Battery Improvements make 1000km on one charge possible

I imagine you could. I have seen the whole truck being lifted into a breakdown wagon.

Ok lets go to stage two and job losses.
Not only in the plants producing car engines will there be job losses, but also in the supply chain with the companies making the components that go into an engine
Then there are the suppliers who provide food for the workers will be out of jobs as will those making protective clothing and safety workwear and the suppliers providing the raw material. Then less transport delivering this, so lorry drivers out of a job.
This means millions of people out of work scrounging off the state as their skills are no longer wanted.

All because of brainless people “muppets” don’t think things through

You are absolutely correct.
What I should have said is that, having started, they won’t go on for very long apart from some specialist uses.

You could make that point about combustion-engined vehicles.

I do, and I’ll bet you that combustion-engined vehicles go on for longer than battery-powered vehicles, when we are comparing like with like: the mass market for cars.

I don’t know. Oil deposits are expected to run out around 2050 and will be diminishing before that… EVs?

And then we move to hydrogen!

“Hyundai Motor Group’s solution to combating climate change is to encourage a shift in the energy paradigm to hydrogen.
Over the past 20 years, Hyundai Motor Group has devoted significant resources and talent to developing hydrogen-based technologies.
As a result of these long-term efforts, our hydrogen passenger and commercial vehicles are already in use around the world,
helping to popularize hydrogen energy. Then, what does Hyundai Motor Group’s vision for a future hydrogen society look like?
The Group’s goal is to make hydrogen readily available for “Everyone, Everything, and Everywhere.”
With these breakthroughs, we aim to help foster a worldwide hydrogen society by 2040.”

We’re not there yet.

How many cars in the UK drive 1000km in one day?

How many cars in the world drive 1,000 km in a day?

I’m not too worried about how far we can drive in one day, as we never get anywhere near 1000km (or whatever that is in real measurements).
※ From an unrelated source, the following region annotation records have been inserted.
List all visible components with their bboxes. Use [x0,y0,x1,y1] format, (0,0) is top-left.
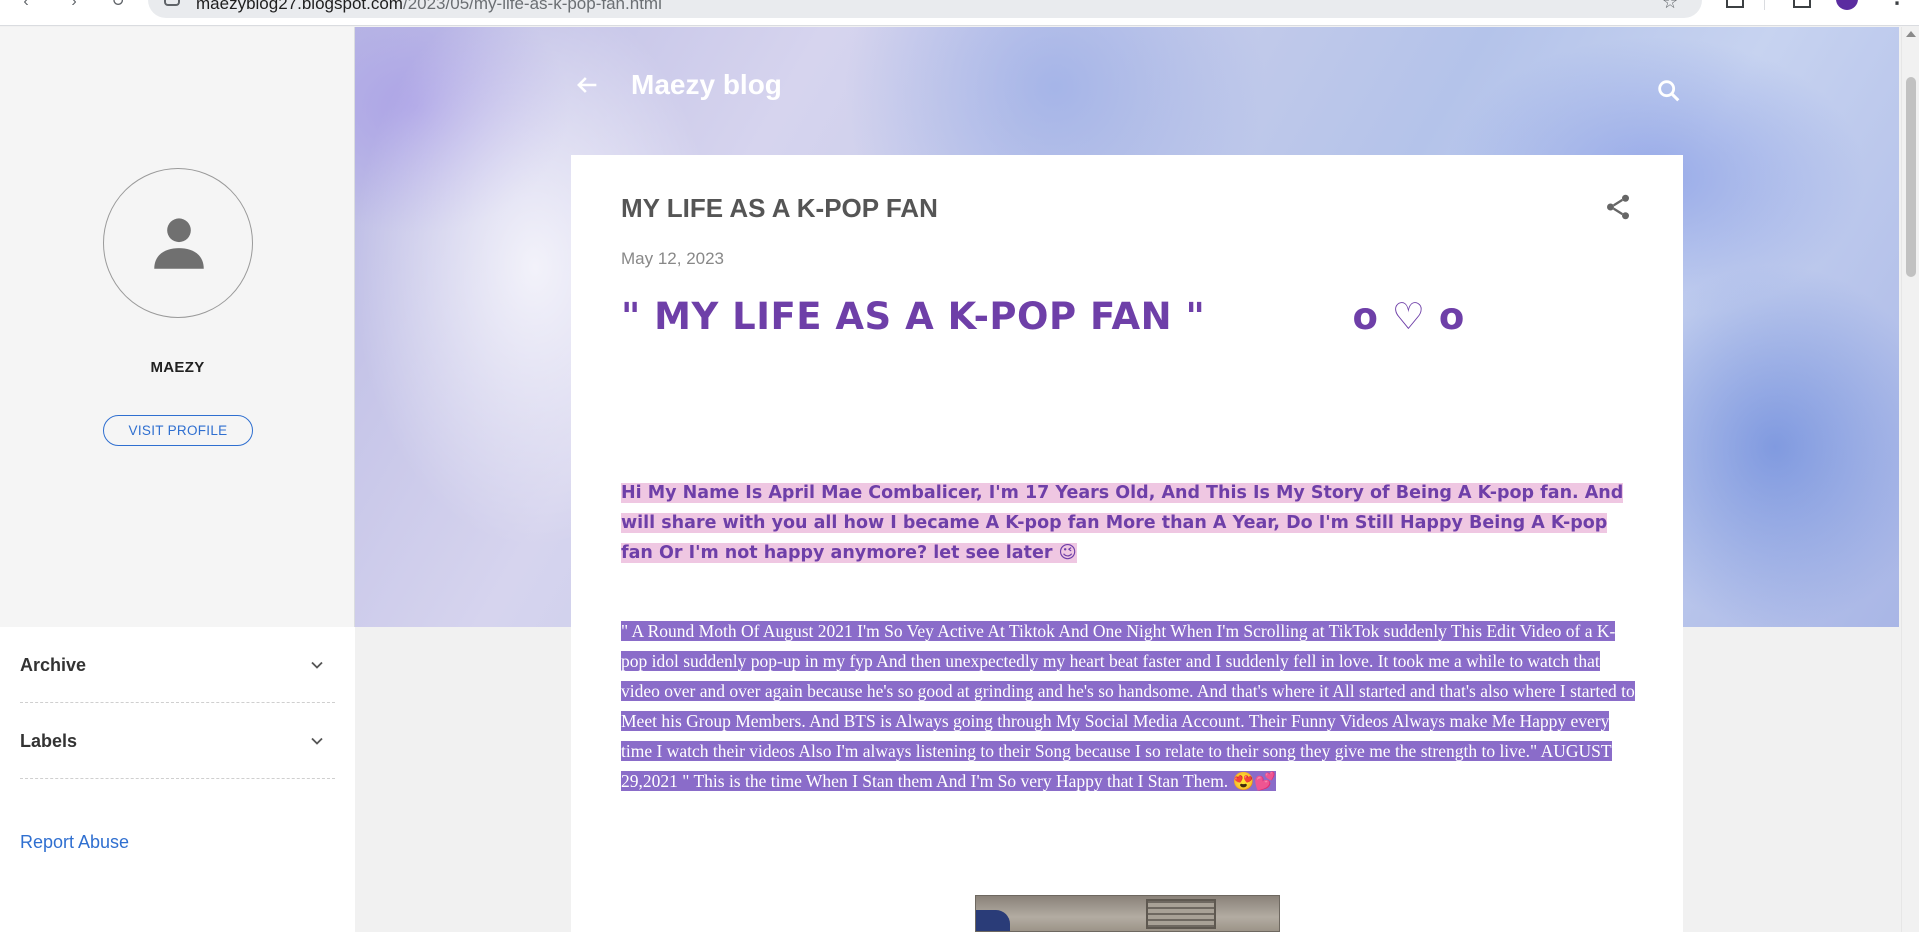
bookmark-star-icon[interactable]: ☆ [1662,0,1678,13]
url-text[interactable]: maezyblog27.blogspot.com/2023/05/my-life… [196,0,662,14]
post-image[interactable] [975,895,1280,932]
post-intro-paragraph: Hi My Name Is April Mae Combalicer, I'm … [621,478,1631,568]
browser-menu-icon[interactable]: ⋮ [1888,0,1906,9]
page-scrollbar[interactable] [1901,27,1919,932]
scroll-up-arrow-icon[interactable] [1906,31,1916,37]
post-story-paragraph: " A Round Moth Of August 2021 I'm So Vey… [621,616,1641,796]
person-icon [154,218,204,269]
post-date: May 12, 2023 [621,249,725,268]
sidebar: MAEZY VISIT PROFILE Archive Labels Repor… [0,27,355,932]
blog-title[interactable]: Maezy blog [631,69,782,101]
labels-label: Labels [20,731,78,751]
back-nav-icon[interactable]: ‹ [16,0,36,14]
sidebar-widgets: Archive Labels Report Abuse [0,627,355,932]
intro-text: Hi My Name Is April Mae Combalicer, I'm … [621,483,1624,563]
chevron-down-icon[interactable] [307,655,327,675]
downloads-icon[interactable] [1793,0,1811,8]
back-arrow-icon[interactable] [573,71,601,99]
browser-toolbar: ‹ › ↻ maezyblog27.blogspot.com/2023/05/m… [0,0,1919,26]
story-text: " A Round Moth Of August 2021 I'm So Vey… [621,621,1635,791]
labels-widget[interactable]: Labels [20,703,335,779]
image-shape [976,910,1010,931]
profile-section: MAEZY VISIT PROFILE [0,27,355,627]
extension-icon[interactable] [1726,0,1744,8]
chevron-down-icon[interactable] [307,731,327,751]
scrollbar-thumb[interactable] [1906,77,1916,277]
post-title: MY LIFE AS A K-POP FAN [621,193,938,223]
share-icon[interactable] [1603,192,1633,222]
url-path: /2023/05/my-life-as-k-pop-fan.html [402,0,662,13]
image-shape [1146,899,1216,929]
search-icon[interactable] [1655,77,1683,105]
visit-profile-button[interactable]: VISIT PROFILE [103,415,253,446]
forward-nav-icon[interactable]: › [64,0,84,14]
post-card: MY LIFE AS A K-POP FAN May 12, 2023 " MY… [571,155,1683,932]
profile-avatar[interactable] [103,168,253,318]
profile-name: MAEZY [150,359,205,376]
reload-icon[interactable]: ↻ [108,0,128,14]
archive-widget[interactable]: Archive [20,627,335,703]
site-info-icon[interactable] [164,0,180,6]
url-host: maezyblog27.blogspot.com [196,0,403,13]
post-headline: " MY LIFE AS A K-POP FAN " o ♡ o [621,295,1465,338]
archive-label: Archive [20,655,87,675]
toolbar-divider [1764,0,1765,10]
browser-profile-avatar[interactable] [1836,0,1858,10]
report-abuse-link[interactable]: Report Abuse [20,832,129,853]
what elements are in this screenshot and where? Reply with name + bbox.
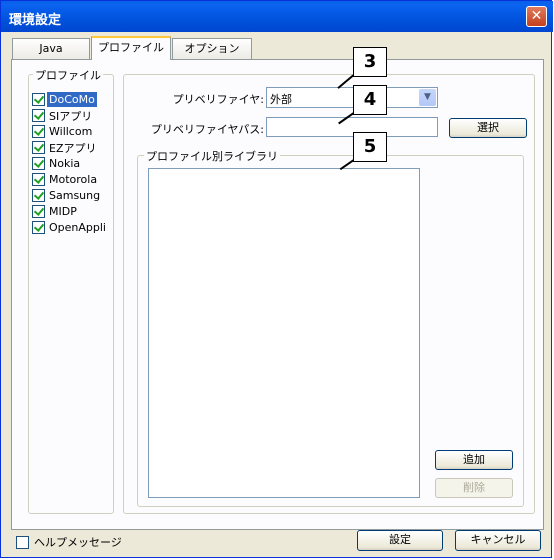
checkbox-ez-appli[interactable]	[32, 141, 45, 154]
profile-item-willcom[interactable]: Willcom	[32, 124, 94, 139]
profile-label: Nokia	[49, 157, 81, 170]
checkbox-willcom[interactable]	[32, 125, 45, 138]
profile-item-si-appli[interactable]: SIアプリ	[32, 108, 94, 123]
profile-item-nokia[interactable]: Nokia	[32, 156, 82, 171]
profile-group: プロファイル DoCoMo SIアプリ Willcom EZアプリ Nokia …	[28, 67, 114, 514]
dialog-body: Java プロファイル オプション プロファイル DoCoMo SIアプリ Wi…	[4, 32, 550, 556]
preverifier-label: プリベリファイヤ:	[172, 93, 264, 106]
checkbox-samsung[interactable]	[32, 189, 45, 202]
profile-label: SIアプリ	[49, 109, 93, 123]
chevron-down-icon[interactable]: ▼	[419, 89, 436, 106]
checkbox-si-appli[interactable]	[32, 109, 45, 122]
help-message-toggle[interactable]: ヘルプメッセージ	[16, 534, 122, 550]
title-bar[interactable]: 環境設定 ✕	[1, 1, 553, 32]
profile-item-ez-appli[interactable]: EZアプリ	[32, 140, 99, 155]
settings-dialog: 環境設定 ✕ Java プロファイル オプション プロファイル DoCoMo S…	[0, 0, 553, 558]
checkbox-openappli[interactable]	[32, 221, 45, 234]
ok-button[interactable]: 設定	[357, 530, 443, 551]
profile-label: Samsung	[49, 189, 101, 202]
library-group: プロファイル別ライブラリ 追加 削除	[137, 148, 524, 507]
preverifier-select-value: 外部	[270, 93, 292, 106]
help-message-label: ヘルプメッセージ	[34, 536, 122, 549]
checkbox-midp[interactable]	[32, 205, 45, 218]
library-group-label: プロファイル別ライブラリ	[144, 148, 280, 164]
callout-3: 3	[353, 47, 387, 77]
library-list[interactable]	[148, 168, 420, 498]
profile-label: Motorola	[49, 173, 98, 186]
profile-group-label: プロファイル	[33, 67, 103, 83]
tab-java[interactable]: Java	[12, 38, 90, 59]
profile-item-midp[interactable]: MIDP	[32, 204, 79, 219]
remove-library-button[interactable]: 削除	[435, 478, 513, 498]
profile-label: DoCoMo	[47, 92, 97, 107]
checkbox-motorola[interactable]	[32, 173, 45, 186]
tab-options[interactable]: オプション	[172, 38, 252, 59]
help-message-checkbox[interactable]	[16, 535, 29, 549]
profile-label: Willcom	[49, 125, 93, 138]
profile-item-motorola[interactable]: Motorola	[32, 172, 99, 187]
profile-label: EZアプリ	[49, 141, 97, 155]
profile-settings-panel: プリベリファイヤ: 外部 ▼ プリベリファイヤパス: 選択 プロファイル別ライブ…	[123, 74, 535, 514]
preverifier-select[interactable]: 外部 ▼	[266, 87, 438, 108]
checkbox-docomo[interactable]	[32, 93, 45, 106]
add-library-button[interactable]: 追加	[435, 450, 513, 470]
tab-profile[interactable]: プロファイル	[91, 36, 171, 60]
checkbox-nokia[interactable]	[32, 157, 45, 170]
callout-5: 5	[353, 132, 387, 162]
profile-item-openappli[interactable]: OpenAppli	[32, 220, 108, 235]
profile-tab-panel: プロファイル DoCoMo SIアプリ Willcom EZアプリ Nokia …	[11, 59, 544, 530]
profile-item-docomo[interactable]: DoCoMo	[32, 92, 97, 107]
profile-label: MIDP	[49, 205, 77, 218]
cancel-button[interactable]: キャンセル	[455, 530, 541, 551]
preverifier-path-input[interactable]	[266, 117, 438, 137]
callout-4: 4	[353, 85, 387, 115]
preverifier-path-label: プリベリファイヤパス:	[150, 123, 264, 136]
close-button[interactable]: ✕	[526, 6, 547, 27]
profile-item-samsung[interactable]: Samsung	[32, 188, 102, 203]
browse-button[interactable]: 選択	[449, 118, 527, 138]
window-title: 環境設定	[9, 13, 62, 28]
profile-label: OpenAppli	[49, 221, 106, 234]
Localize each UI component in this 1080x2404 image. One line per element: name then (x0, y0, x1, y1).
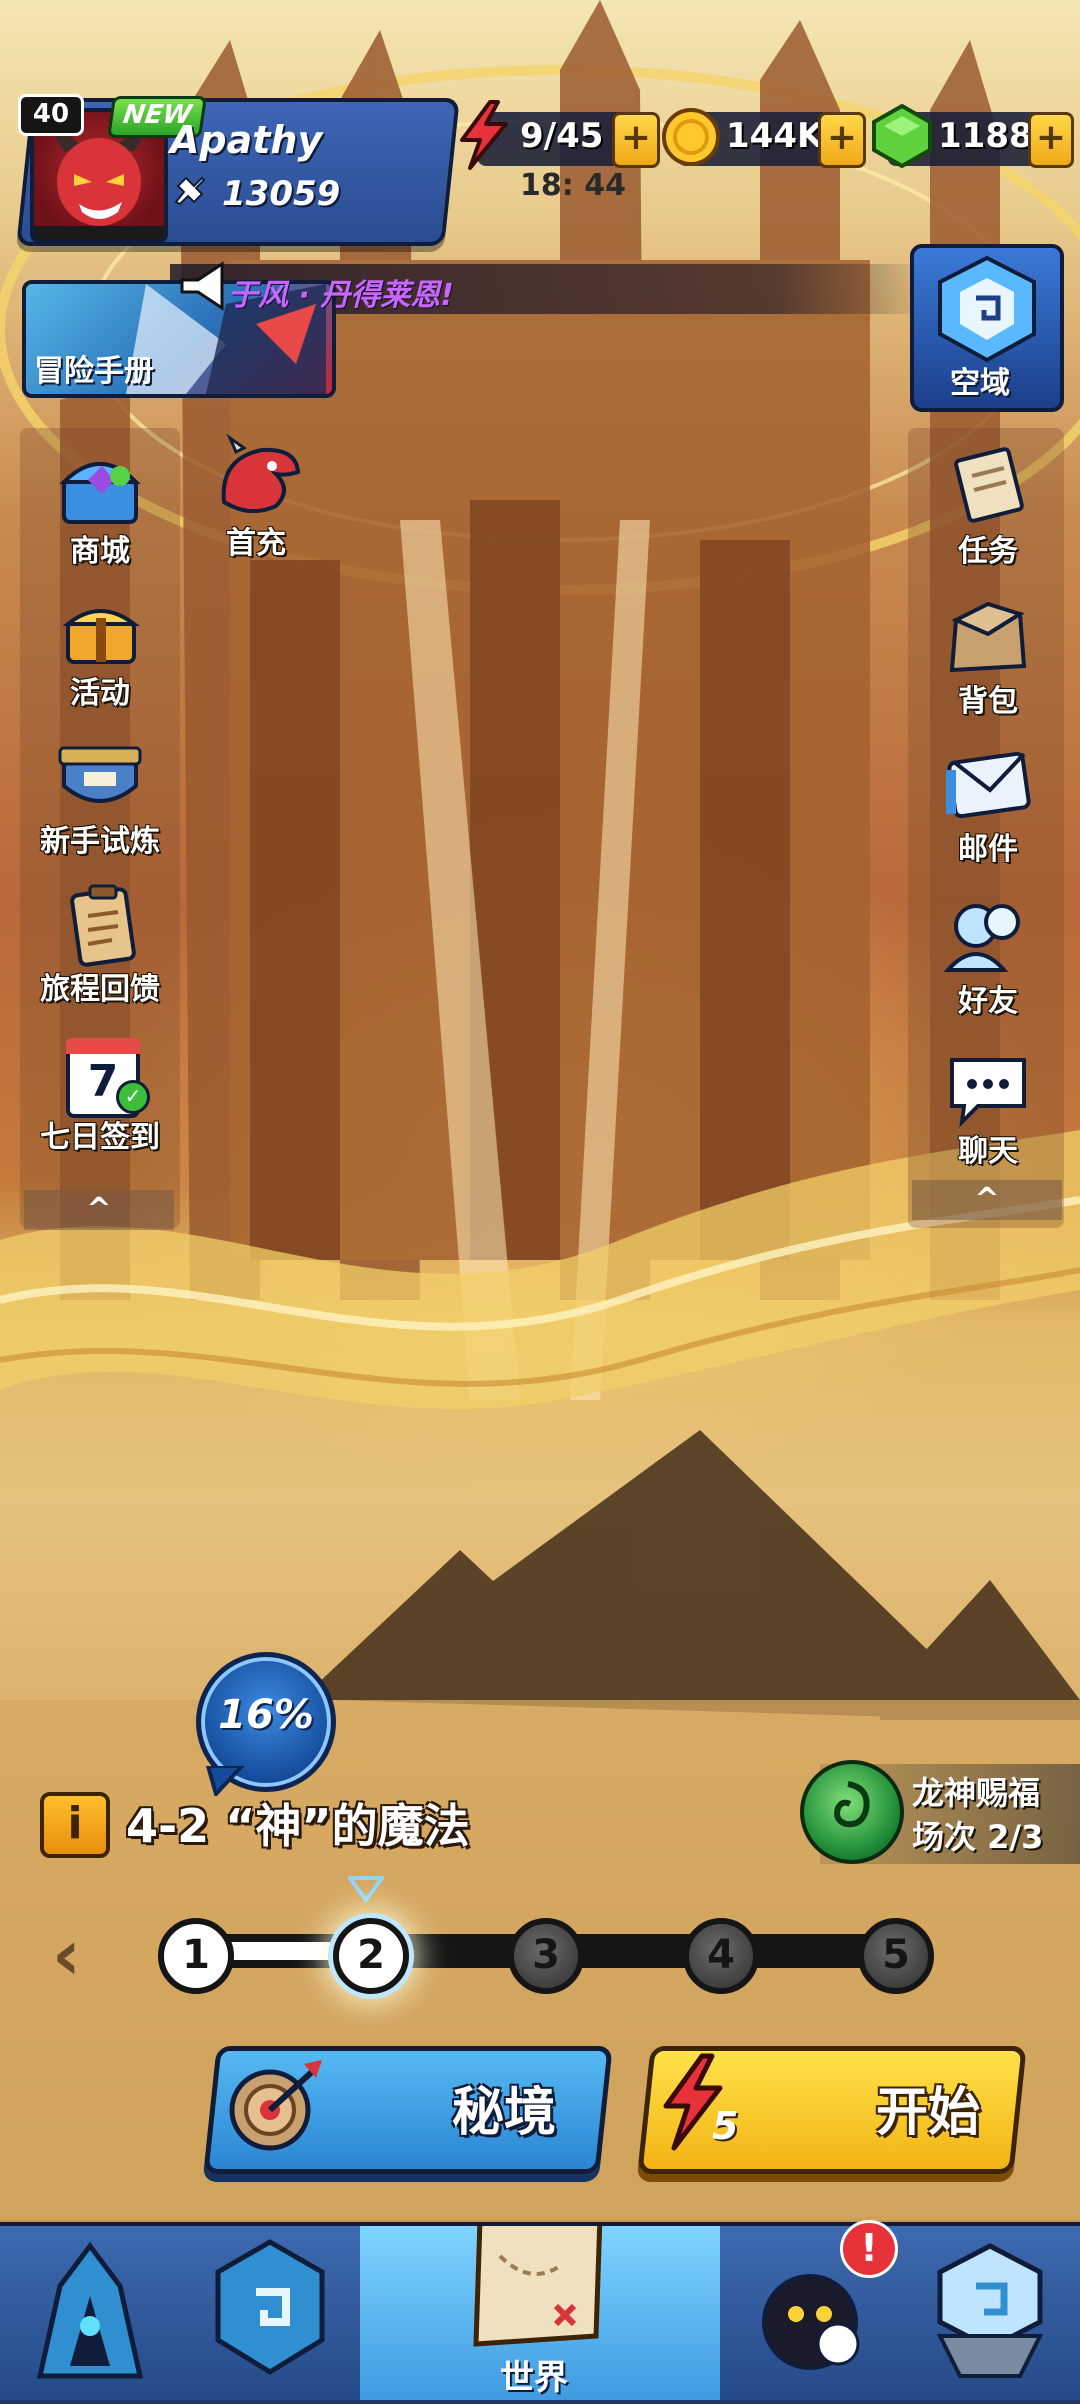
dragon-blessing-count: 场次 2/3 (912, 1818, 1044, 1856)
green-gem-icon (872, 104, 932, 168)
gem-value: 1188 (938, 116, 1033, 156)
bag-label: 背包 (958, 684, 1018, 719)
dragon-blessing-orb-icon (800, 1760, 904, 1864)
handbook-label: 冒险手册 (34, 354, 154, 389)
current-stage-pointer-icon (348, 1876, 384, 1904)
friends-button[interactable]: 好友 (918, 892, 1058, 1020)
sky-domain-label: 空域 (950, 366, 1010, 401)
mail-label: 邮件 (958, 832, 1018, 867)
energy-refill-timer: 18: 44 (520, 168, 626, 203)
tasks-label: 任务 (958, 534, 1018, 569)
stage-title: 4-2 “神”的魔法 (126, 1799, 470, 1853)
gold-coin-icon (662, 108, 720, 166)
floating-island-icon (936, 2243, 1044, 2378)
shop-label: 商城 (70, 534, 130, 569)
chat-button[interactable]: 聊天 (918, 1046, 1058, 1170)
scroll-icon (954, 447, 1024, 523)
novice-trial-button[interactable]: 新手试炼 (30, 736, 170, 860)
events-button[interactable]: 活动 (30, 588, 170, 712)
stage-node-5[interactable]: 5 (858, 1918, 934, 1994)
chat-label: 聊天 (958, 1134, 1018, 1169)
guild-alert-badge: ! (840, 2220, 898, 2278)
stage-node-3[interactable]: 3 (508, 1918, 584, 1994)
tasks-button[interactable]: 任务 (918, 440, 1058, 570)
nav-tab-base[interactable] (900, 2226, 1080, 2400)
dark-knight-icon (36, 2241, 144, 2379)
first-recharge-label: 首充 (226, 526, 286, 561)
shield-badge-icon (58, 746, 142, 803)
stage-node-4[interactable]: 4 (683, 1918, 759, 1994)
novice-trial-label: 新手试炼 (40, 824, 160, 859)
player-level-badge: 40 (18, 94, 84, 136)
events-label: 活动 (70, 676, 130, 711)
add-gold-button[interactable]: + (818, 112, 866, 168)
backpack-icon (949, 601, 1027, 673)
dragon-blessing-title: 龙神赐福 (912, 1774, 1041, 1812)
friends-icon (943, 904, 1020, 972)
friends-label: 好友 (958, 984, 1018, 1019)
chapter-progress-value: 16% (218, 1692, 314, 1738)
gift-chest-icon (62, 609, 140, 664)
crystal-emblem-icon (938, 255, 1036, 363)
journey-feedback-button[interactable]: 旅程回馈 (30, 882, 170, 1008)
clipboard-icon (70, 884, 136, 967)
nav-tab-crystal[interactable] (180, 2226, 363, 2400)
bag-button[interactable]: 背包 (918, 590, 1058, 720)
chat-bubble-icon (950, 1058, 1026, 1128)
stage-node-2[interactable]: 2 (333, 1918, 409, 1994)
add-gem-button[interactable]: + (1028, 112, 1074, 168)
stage-info-button[interactable]: i (40, 1792, 110, 1858)
start-energy-cost: 5 (712, 2104, 739, 2148)
combat-power-icon (174, 176, 206, 206)
prev-chapter-button[interactable]: ‹ (52, 1920, 102, 1990)
right-menu-collapse-button[interactable]: ^ (912, 1180, 1062, 1220)
checkmark-icon: ✓ (116, 1080, 150, 1114)
megaphone-icon (180, 261, 224, 311)
shop-button[interactable]: 商城 (30, 440, 170, 570)
gold-value: 144K (726, 116, 824, 156)
energy-bolt-icon (460, 100, 508, 170)
nav-tab-world-label: 世界 (500, 2358, 568, 2398)
crystal-shield-icon (215, 2239, 325, 2375)
seven-day-checkin-button[interactable]: 7 ✓ 七日签到 (30, 1030, 170, 1156)
first-recharge-button[interactable]: 首充 (186, 432, 326, 562)
announcement-text: 于风 · 丹得莱恩! (228, 278, 454, 313)
mail-button[interactable]: 邮件 (918, 740, 1058, 868)
left-menu-collapse-button[interactable]: ^ (24, 1190, 174, 1230)
calendar-icon: 7 ✓ (50, 1030, 150, 1118)
secret-realm-label: 秘境 (452, 2083, 557, 2143)
add-energy-button[interactable]: + (612, 112, 660, 168)
journey-feedback-label: 旅程回馈 (40, 972, 160, 1007)
energy-value: 9/45 (520, 116, 604, 156)
target-arrow-icon (229, 2060, 322, 2151)
combat-power-value: 13059 (222, 174, 341, 214)
nav-tab-heroes[interactable] (0, 2226, 183, 2400)
envelope-icon (946, 751, 1031, 819)
start-battle-label: 开始 (876, 2083, 981, 2143)
seven-day-checkin-label: 七日签到 (40, 1120, 160, 1155)
player-name: Apathy (170, 118, 323, 162)
stage-node-1[interactable]: 1 (158, 1918, 234, 1994)
treasure-chest-icon (59, 462, 141, 524)
red-dragon-head-icon (221, 433, 301, 514)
The real reasons why I would never buy an electric car is twofold:

  • firstly, they cost an arm and a leg;
  • secondly, having paid an arm and a leg for one, I’d find that in ten years (or even less) when the battery needs replacing, the cost of that replacement would make the car’s resale value next to nothing. So whereas we have always sold our old car in part exchange for a new one, we’d be buying a new one outright at full price.
    It’s just not worth it.

Whether or not hydrogen ever becomes a mainstream fuel remains to be seen but that’s hardly green to produce either just like electricity, and finding the stuff here in the UK is far worse than finding an electric charge point too.
There are still under two dozen hydrogen filling stations in the whole of the UK.

When it seems like a far more obvious alternative to oil-based fuels I don’t know why hydrogen as an alternative hasn’t gained more traction - unless it has something to do with historical fear of public perception because of the Hindenburg?
:man_shrugging:

It’s real! SI units are international. Imperial is from the dark ages!

No. Kilometers are silly FRENCH things. Always miles for me.

When I was in school we used CGS units. Then MKS. And then SI. The international world is all SI units. Except Myanmar, Liberia, and the USA. You may or may not know that Electrical Engineering was/is my field I used SI units for everything. It’s so much simpler than Imperial.

CGS? MKS? SI? All temporary flashes in the wind. No wonder they keep changing the things and can’t seem to make their minds up.

Miles have been in use since the Romans were around, and always will be. (The miles, not the Romans. They’ve left now.)

The metric system was around 1790. It has stood the test of time.

Never mind miles being used since Roman times, I wish roads were still built the way Romans built their roads!
:grin:

Actually Romans didn’t invent miles. Miles were introduced in 1593.